Actress Gwyneth Paltrow recently claimed on Twitter that “families on SNAP (i.e. food stamps) have” only $29 “to live on for a week.” She said she’d live on that amount for a week to draw attention to the struggles of America’s poor.

One glaring problem with Paltrow’s cause is that her figures are a complete fabrication (as I pointed out on Twitter). According to the USDA, which runs SNAP (the Supplemental Nutrition Assistance Program, formerly known as food stamps), the “maximum monthly allotment” for a family of four is $649—more than five times what Paltrow claims. The maximum amount a single person can get in a month is $194.

Paltrow makes two factual errors. Apparently she picked up the $29 figure from the Food Bank for New York City, which Paltrow mentions on Twitter. But that figure pertains to an individual, not a family.

Paltrow also confuses the average SNAP contribution with what a person or a family “has to live on.” A key term in SNAP is “supplemental.” The program is intended to supplement an individual’s or family’s food budget, not to provide every last morsel. If a recipient of SNAP handouts receives less than the maximum, that’s because the program deems the recipient able to spend some of his own money on food. Thus, the average SNAP benefit is not relevant in calculating how much the recipient spends on food. In any event, the USDA reports that in 2014 the “average monthly benefit per household” was $256.98 and the “average monthly benefit per person” was $125.35 (which squares with the $29 per week figure).

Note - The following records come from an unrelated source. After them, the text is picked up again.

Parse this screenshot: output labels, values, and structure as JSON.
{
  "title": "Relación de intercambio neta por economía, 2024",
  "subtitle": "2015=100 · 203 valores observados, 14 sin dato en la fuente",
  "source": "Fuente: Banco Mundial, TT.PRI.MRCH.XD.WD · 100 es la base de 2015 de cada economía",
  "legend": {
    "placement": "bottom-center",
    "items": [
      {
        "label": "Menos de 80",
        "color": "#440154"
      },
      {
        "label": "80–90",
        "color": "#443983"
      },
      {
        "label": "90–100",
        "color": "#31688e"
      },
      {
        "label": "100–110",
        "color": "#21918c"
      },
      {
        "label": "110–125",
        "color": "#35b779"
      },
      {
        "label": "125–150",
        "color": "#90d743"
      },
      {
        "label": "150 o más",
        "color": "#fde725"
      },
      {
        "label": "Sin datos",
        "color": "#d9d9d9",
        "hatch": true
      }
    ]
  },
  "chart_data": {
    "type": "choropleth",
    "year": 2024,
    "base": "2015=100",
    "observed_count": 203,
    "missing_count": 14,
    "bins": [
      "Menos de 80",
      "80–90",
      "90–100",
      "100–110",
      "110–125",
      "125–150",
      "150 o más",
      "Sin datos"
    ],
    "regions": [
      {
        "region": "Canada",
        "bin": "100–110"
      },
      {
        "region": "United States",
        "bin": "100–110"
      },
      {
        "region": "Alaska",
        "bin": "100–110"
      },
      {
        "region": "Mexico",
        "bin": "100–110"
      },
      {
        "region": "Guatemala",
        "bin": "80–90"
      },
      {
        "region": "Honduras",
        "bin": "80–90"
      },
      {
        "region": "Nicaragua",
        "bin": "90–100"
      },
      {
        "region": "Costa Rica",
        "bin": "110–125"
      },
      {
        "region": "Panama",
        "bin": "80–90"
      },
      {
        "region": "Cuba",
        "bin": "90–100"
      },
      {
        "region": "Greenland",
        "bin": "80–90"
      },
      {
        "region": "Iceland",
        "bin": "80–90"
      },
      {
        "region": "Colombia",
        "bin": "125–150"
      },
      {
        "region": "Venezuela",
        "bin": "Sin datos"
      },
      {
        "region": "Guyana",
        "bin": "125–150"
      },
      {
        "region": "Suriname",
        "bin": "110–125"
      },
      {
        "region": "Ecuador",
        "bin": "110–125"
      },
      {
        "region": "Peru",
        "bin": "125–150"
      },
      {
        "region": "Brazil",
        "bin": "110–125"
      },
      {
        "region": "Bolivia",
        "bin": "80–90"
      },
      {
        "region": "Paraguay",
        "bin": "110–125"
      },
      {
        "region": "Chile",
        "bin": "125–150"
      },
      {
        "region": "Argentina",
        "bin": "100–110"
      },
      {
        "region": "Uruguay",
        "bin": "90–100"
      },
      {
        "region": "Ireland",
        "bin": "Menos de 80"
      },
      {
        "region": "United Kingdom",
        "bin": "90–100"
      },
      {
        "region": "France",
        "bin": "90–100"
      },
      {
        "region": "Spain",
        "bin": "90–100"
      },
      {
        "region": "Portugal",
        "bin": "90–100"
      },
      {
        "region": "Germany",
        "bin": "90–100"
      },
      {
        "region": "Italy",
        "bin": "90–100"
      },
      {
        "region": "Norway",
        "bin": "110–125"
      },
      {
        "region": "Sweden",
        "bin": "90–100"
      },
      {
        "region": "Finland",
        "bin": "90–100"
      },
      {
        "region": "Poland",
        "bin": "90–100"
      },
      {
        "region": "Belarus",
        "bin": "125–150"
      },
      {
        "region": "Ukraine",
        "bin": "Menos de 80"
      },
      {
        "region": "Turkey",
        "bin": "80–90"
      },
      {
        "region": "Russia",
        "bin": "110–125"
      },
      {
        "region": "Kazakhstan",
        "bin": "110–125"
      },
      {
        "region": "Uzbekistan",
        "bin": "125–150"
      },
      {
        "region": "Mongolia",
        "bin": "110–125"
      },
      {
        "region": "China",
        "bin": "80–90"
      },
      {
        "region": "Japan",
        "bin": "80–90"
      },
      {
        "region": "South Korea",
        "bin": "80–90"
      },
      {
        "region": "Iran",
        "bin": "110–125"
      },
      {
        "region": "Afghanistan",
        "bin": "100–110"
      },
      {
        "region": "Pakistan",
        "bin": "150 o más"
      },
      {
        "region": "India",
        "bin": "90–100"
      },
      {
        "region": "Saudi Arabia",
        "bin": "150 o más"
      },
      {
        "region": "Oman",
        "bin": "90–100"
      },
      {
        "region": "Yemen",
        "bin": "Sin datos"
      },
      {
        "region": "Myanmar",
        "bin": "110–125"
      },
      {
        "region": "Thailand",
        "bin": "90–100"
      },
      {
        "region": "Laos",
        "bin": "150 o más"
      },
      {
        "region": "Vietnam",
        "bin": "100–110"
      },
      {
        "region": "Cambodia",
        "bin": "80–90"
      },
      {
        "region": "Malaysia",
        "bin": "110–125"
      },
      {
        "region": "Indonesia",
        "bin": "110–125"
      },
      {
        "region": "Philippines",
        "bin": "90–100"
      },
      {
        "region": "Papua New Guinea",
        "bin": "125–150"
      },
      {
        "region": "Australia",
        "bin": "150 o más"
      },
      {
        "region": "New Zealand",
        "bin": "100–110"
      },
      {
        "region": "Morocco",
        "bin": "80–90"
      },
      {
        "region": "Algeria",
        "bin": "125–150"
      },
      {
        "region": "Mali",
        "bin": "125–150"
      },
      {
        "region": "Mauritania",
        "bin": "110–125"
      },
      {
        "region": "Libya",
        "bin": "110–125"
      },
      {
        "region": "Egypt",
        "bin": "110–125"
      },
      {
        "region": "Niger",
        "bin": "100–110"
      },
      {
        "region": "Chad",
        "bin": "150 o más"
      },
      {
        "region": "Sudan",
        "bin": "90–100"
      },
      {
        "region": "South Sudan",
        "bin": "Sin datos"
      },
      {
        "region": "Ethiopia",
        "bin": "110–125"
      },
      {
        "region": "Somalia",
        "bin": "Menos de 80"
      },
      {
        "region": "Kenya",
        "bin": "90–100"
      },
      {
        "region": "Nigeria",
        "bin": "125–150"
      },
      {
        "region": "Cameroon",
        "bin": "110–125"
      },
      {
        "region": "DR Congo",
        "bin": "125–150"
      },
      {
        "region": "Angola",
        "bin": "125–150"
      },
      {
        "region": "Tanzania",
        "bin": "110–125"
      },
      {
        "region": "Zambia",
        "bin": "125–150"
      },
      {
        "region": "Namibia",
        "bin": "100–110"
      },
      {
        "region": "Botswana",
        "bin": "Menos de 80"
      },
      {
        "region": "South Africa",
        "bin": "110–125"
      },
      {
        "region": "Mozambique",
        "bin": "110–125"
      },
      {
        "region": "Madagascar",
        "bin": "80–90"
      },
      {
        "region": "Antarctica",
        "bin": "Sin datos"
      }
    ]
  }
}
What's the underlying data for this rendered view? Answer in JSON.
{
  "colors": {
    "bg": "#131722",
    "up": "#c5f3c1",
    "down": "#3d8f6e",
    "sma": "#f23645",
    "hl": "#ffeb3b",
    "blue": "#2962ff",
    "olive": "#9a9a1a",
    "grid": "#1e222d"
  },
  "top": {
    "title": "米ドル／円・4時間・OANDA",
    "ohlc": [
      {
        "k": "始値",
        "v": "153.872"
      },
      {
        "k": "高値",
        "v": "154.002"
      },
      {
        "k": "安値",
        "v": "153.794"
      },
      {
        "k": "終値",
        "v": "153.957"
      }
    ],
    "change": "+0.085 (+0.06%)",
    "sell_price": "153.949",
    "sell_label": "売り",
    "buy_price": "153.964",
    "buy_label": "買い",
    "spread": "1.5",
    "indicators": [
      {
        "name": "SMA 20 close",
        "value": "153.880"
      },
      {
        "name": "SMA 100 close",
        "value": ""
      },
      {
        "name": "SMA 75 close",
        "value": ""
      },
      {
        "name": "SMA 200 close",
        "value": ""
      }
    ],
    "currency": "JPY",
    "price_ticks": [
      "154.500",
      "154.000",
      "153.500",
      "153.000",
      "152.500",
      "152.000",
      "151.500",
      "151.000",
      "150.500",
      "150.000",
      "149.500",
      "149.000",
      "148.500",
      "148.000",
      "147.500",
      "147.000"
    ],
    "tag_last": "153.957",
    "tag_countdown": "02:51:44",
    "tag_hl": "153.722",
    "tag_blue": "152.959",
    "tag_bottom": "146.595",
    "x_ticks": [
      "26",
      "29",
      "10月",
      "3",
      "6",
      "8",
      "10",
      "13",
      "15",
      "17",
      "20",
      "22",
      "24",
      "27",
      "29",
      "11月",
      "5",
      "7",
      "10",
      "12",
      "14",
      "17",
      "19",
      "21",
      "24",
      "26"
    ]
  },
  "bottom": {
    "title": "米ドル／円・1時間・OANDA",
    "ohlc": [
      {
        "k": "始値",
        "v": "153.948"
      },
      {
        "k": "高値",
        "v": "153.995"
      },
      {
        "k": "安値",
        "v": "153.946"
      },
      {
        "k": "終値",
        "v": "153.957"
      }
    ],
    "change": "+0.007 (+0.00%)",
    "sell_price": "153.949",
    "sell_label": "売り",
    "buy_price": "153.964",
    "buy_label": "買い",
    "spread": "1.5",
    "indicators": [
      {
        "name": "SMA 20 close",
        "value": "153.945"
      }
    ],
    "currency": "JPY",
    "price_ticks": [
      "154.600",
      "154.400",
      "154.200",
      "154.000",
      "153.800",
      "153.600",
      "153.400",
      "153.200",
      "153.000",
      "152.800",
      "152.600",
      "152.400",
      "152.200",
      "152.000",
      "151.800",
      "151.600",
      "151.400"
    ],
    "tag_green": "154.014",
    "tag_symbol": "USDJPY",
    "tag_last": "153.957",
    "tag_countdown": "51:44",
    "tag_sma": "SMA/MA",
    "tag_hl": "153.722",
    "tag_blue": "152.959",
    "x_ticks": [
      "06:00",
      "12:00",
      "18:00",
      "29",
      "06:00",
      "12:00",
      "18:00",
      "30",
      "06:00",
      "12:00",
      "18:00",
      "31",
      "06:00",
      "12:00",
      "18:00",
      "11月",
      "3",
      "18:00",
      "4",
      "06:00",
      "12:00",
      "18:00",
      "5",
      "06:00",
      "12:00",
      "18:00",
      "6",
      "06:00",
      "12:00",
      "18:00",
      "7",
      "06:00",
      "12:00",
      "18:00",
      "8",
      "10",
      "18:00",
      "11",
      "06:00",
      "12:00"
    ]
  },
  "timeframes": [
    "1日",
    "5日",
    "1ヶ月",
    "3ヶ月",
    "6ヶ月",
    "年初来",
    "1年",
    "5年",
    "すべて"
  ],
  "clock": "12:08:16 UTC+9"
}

The deeper problem with Paltrow’s cause is that it presumes that taking wealth from some people by force and handing it to others is moral. It is not. Individuals have a moral right to use their wealth as they see fit. If a person wishes to give money or food to other individuals or to a food bank, that is his right. If he wishes to spend his money on something else, or save it, that is also his right. In no case may government morally seize people’s wealth by force and turn it over to others.